Au mieux, la situation est tout de même contrastée. Il peut être «intéressant de voir la science rattraper son retard sur les connaissances traditionnelles et de lire des études validées par des pairs qui démontrent ce que nous savions déjà. C’est à la fois plaisant et agaçant car, sans cette critique scientifique, nous ne sommes pas pris au sérieux.»
Le savoir traditionnel des peuples autochtones est solide du point de vue méthodologique et il repose sur des observations, des expériences, des essais et une pratique systématiques. Il constitue donc une source précieuse de connaissances spécialisées qui peuvent éclairer les politiques en matière d’alimentation, lesquelles nécessitent de bien comprendre les écosystèmes, la biodiversité et les cultures à l’échelle locale.
La Plateforme mondiale sur les systèmes alimentaires autochtones de la FAO se penche régulièrement sur cette question. En juin 2021, c’est d’ailleurs dans ce cadre que Mariah a été invitée à prononcer un discours inspirant, à l’occasion du Forum mondial de la jeunesse autochtone, lors du Sommet des Nations Unies sur les systèmes alimentaires.

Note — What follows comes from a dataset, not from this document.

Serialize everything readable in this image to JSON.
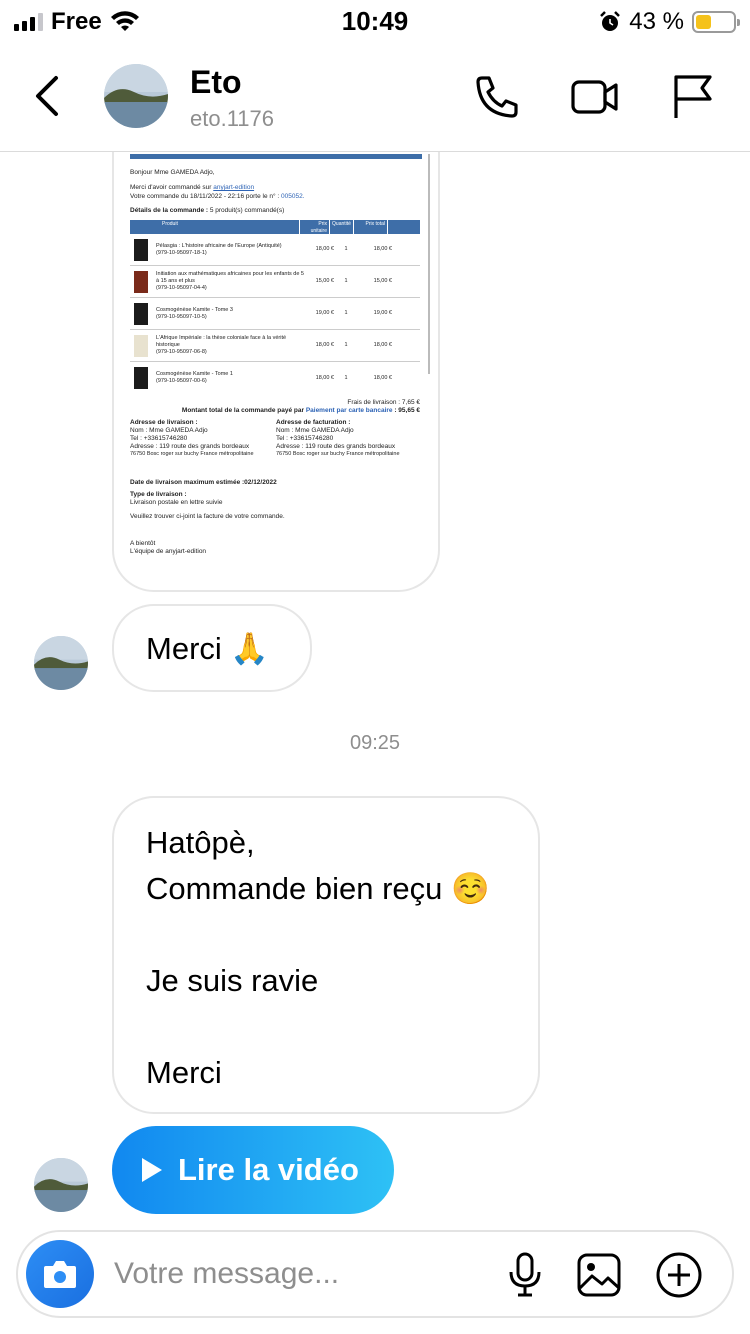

Selon Mariah, la priorité pour les jeunes autochtones est de faire en sorte que la terre puisse continuer de produire des aliments à l’avenir. «Je pense que nous, les jeunes d’aujourd’hui, voulons évidemment veiller à ce que nos communautés puissent se nourrir, mais nous cherchons aussi vraiment à faire intervenir la notion de durabilité à tous les niveaux», affirme-t-elle.